Minister of Health
- In office 1976–1977
- Prime Minister: Sirimavo Bandaranaike
- Preceded by: George Rajapaksa
- Succeeded by: Ranjit Atapattu

Member of Parliament for Mirigama
- In office 1965–1977

Personal details
- Born: 7 May 1929
- Died: 23 December 2017 (aged 88)
- Party: Sri Lanka Freedom Party
- Spouse: James Peter Obeyesekere III
- Alma mater: Ladies' College, Colombo
- Occupation: Politics

= Siva Obeyesekere =

Sri Lankan politician

Deshamanya Sivagami Verina "Siva" Obeyesekere (Sivagami; née Dassenaike; 7 May 1929 - 23 December 2017) was the Cabinet Minister of Health (1976-1977) and a Member of Parliament from Mirigama. She is known as the founder of the Laksala and Lakpahana.

==Early life and education==
Born at the Dassanayake Walawwe in Mirigama to Lois Robert Clifton Dassenaike and Amybelle Charlotte Valerie née Corea, she was educated at Ladies' College, Colombo, where she was a hostel prefect and sports captain. Vijaya Corea was her half brother and Gamani Corea was her step-brother. She married James Peter Obeyesekere III, the only child of Sir James Peter Obeyesekere II, Maha Mudaliyar.

==Political career==
===Early political work===
James and Siva Obeyesekere, supported their kinsmen, S.W.R.D. Bandaranaike when he left the United National Party and formed the Sri Lanka Freedom Party in 1951, becoming founding members. She assisted her husband in his unsuccessful campaign for the Mirigama electorate in the 1952 general election and in the successful campaign for the Attanagalla electorate in the 1960 July general election. James Obeyesekere would serve as the Parliamentary Secretary of Health and Finance, thereafter he was appointed to the Senate of Ceylon in 1965.

===Handicraft industry===
When James Obeyesekere was the member of parliament for Attanagalla from 1960 to 1965, Siva Obeyesekere organized community health programmes in 127 villages in the Attanagalle electorate and actively began to develop handicraft and handloom centres. In 1961, she was appointed chairman of the Small Industries Board. In 1963, she was appointed the chairman of the Accommodation Committee and a member of the Tourist Development Council that drafted the Tourist Development Act. In 1964, she started the Laksala, which was the first Government Cottage Industries Emporium and became the chairman of its advisory board. She also established the Craftsman's Association of Sri Lanka promoting the Master Craftsman's Apprenticeship Scheme. In 1973, she was elected president of the National Artisans and Craftsman's Association.
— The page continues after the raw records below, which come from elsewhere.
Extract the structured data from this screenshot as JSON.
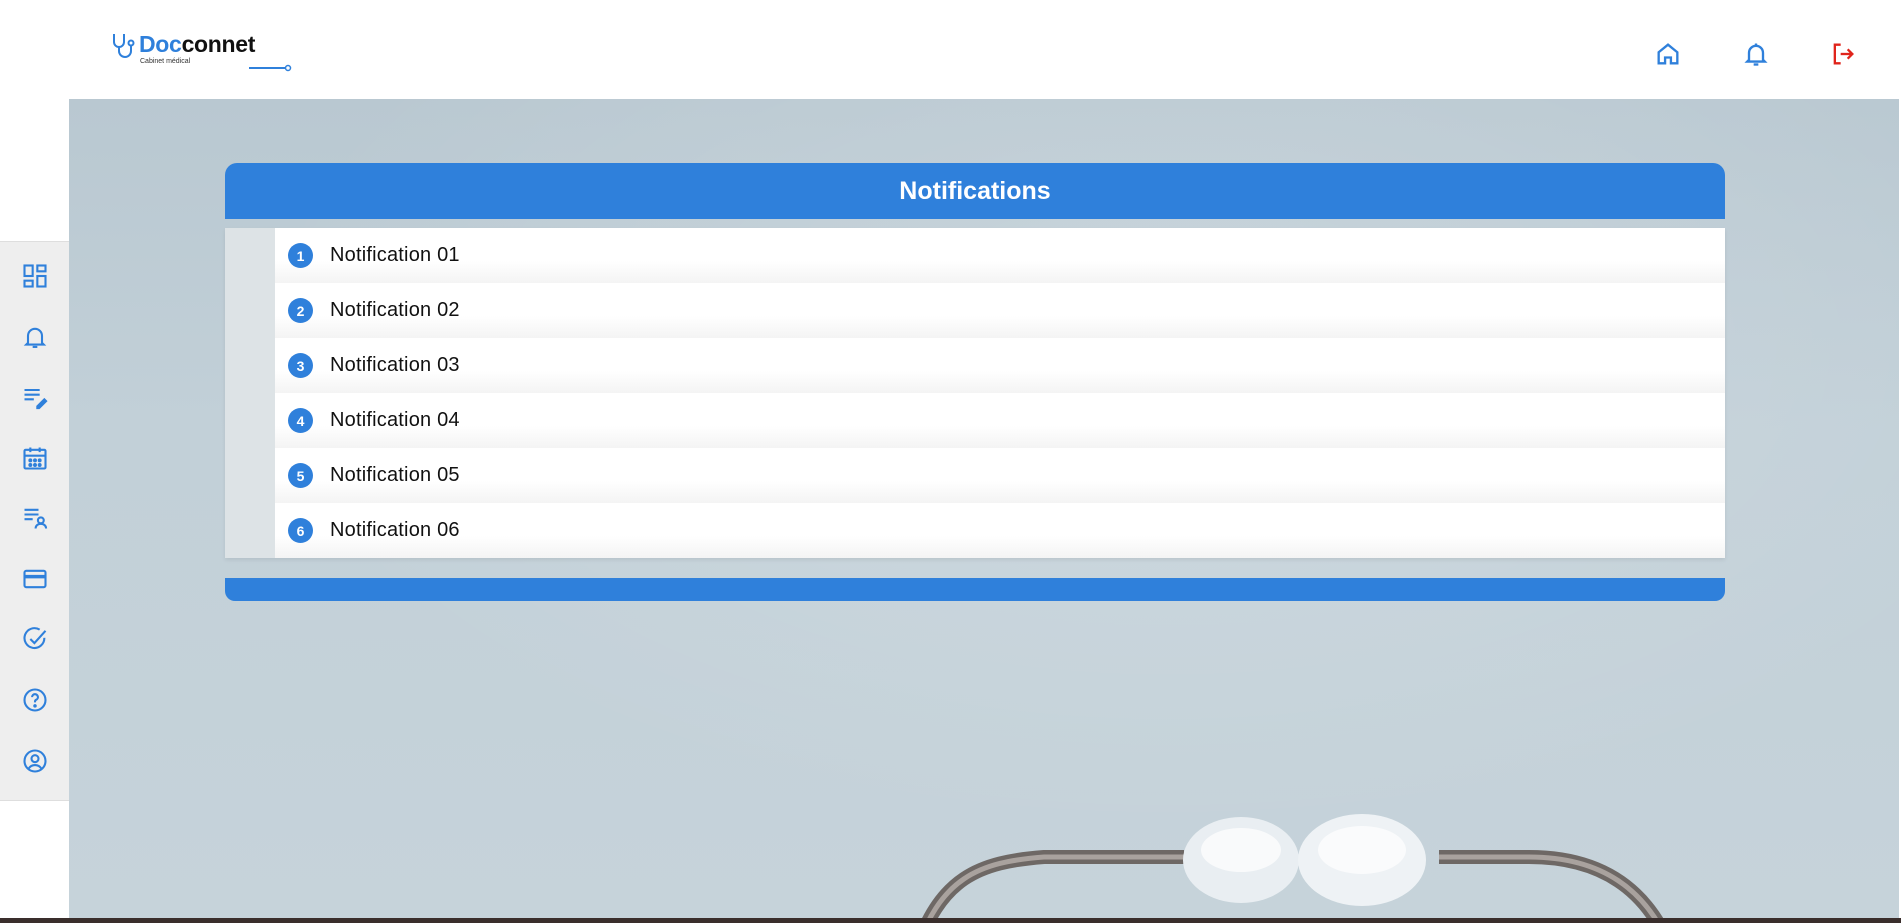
{
  "brand": {
    "name_part1": "Doc",
    "name_part2": "connet",
    "subtitle": "Cabinet médical",
    "primary_color": "#2f80db"
  },
  "header": {
    "actions": [
      {
        "name": "home-icon",
        "color": "#2f80db"
      },
      {
        "name": "bell-icon",
        "color": "#2f80db"
      },
      {
        "name": "logout-icon",
        "color": "#e0241b"
      }
    ]
  },
  "sidebar": {
    "items": [
      {
        "icon": "dashboard-icon"
      },
      {
        "icon": "bell-icon"
      },
      {
        "icon": "edit-list-icon"
      },
      {
        "icon": "calendar-icon"
      },
      {
        "icon": "patient-list-icon"
      },
      {
        "icon": "credit-card-icon"
      },
      {
        "icon": "check-circle-icon"
      },
      {
        "icon": "help-icon"
      },
      {
        "icon": "account-icon"
      }
    ]
  },
  "notifications": {
    "title": "Notifications",
    "items": [
      {
        "number": "1",
        "label": "Notification 01"
      },
      {
        "number": "2",
        "label": "Notification 02"
      },
      {
        "number": "3",
        "label": "Notification 03"
      },
      {
        "number": "4",
        "label": "Notification 04"
      },
      {
        "number": "5",
        "label": "Notification 05"
      },
      {
        "number": "6",
        "label": "Notification 06"
      }
    ]
  }
}
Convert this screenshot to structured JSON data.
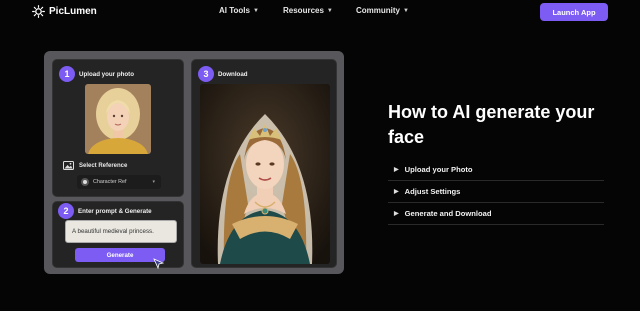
{
  "brand": {
    "name": "PicLumen"
  },
  "nav": {
    "items": [
      {
        "label": "AI Tools"
      },
      {
        "label": "Resources"
      },
      {
        "label": "Community"
      }
    ],
    "launch_label": "Launch App"
  },
  "demo": {
    "step1": {
      "number": "1",
      "title": "Upload your photo"
    },
    "reference": {
      "label": "Select Reference",
      "selected": "Character Ref"
    },
    "step2": {
      "number": "2",
      "title": "Enter prompt & Generate"
    },
    "prompt_value": "A beautiful medieval princess.",
    "generate_label": "Generate",
    "step3": {
      "number": "3",
      "title": "Download"
    }
  },
  "content": {
    "headline": "How to AI generate your face",
    "accordion": [
      {
        "label": "Upload your Photo"
      },
      {
        "label": "Adjust Settings"
      },
      {
        "label": "Generate and Download"
      }
    ]
  },
  "colors": {
    "accent": "#7c5cf2",
    "background": "#050505",
    "panel": "#58585c",
    "card": "#242424"
  }
}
===Parliament and Minister===
She contested the Mirigama electorate in the 1965 general election from the Sri Lanka Freedom Party and won the seat defeating Wijayabahu Wijayasinha and entered parliament. She retained her seat in the 1970 general election defeating Professor W. S. Karunaratne. She was appointed Parliamentary Secretary of Health by Sirimavo Bandaranaike in 1970 and was promoted to Minister of Health in 1976 succeeding George Rajapaksa. During her tenure, she introduced the National Family Health Programme, which was later adopted by the United Nations as an international model. Senator Edward Kennedy gave her a special award of appreciation for her efforts. In 1973, she was elected vice president of the Status of Women in Family Planning conference in Djakarta and lead the Sri Lankan delegation to the World Population Conference in Bucharest. She was elected vice president of the World Health Organization Conference in Geneva in 1977. However, she was defeated in the 1977 general election in the landslid victory of the United National Party.

==Later work==
She founded the Lakpahana, a private company that sold local handicrafts. In 1991, President Ranasinghe Premadasa awarded her the Deshamanya title and was elected the first president of the World Craft's Council affiliated to UNESCO. In 1993, she was the "Kamala Saamaan" in memory of Kamala Devi Chattopadyayi of India for the development of Laksala. In 2006, she was appointed National Consultant to the Ministry of Rural Industries and Self-Employment Promotion and was later appointed a presidential adviser to President Mahinda Rajapakse. In 2009, she was appointed to the S.W.R.D. Bandaranaike National Memorial Foundation by President Rajapakse.

==Family==
Siva Dassenaike married James Obeyesekere and they had two children, James Peter Obeyesekere IV and Chantal De Saram.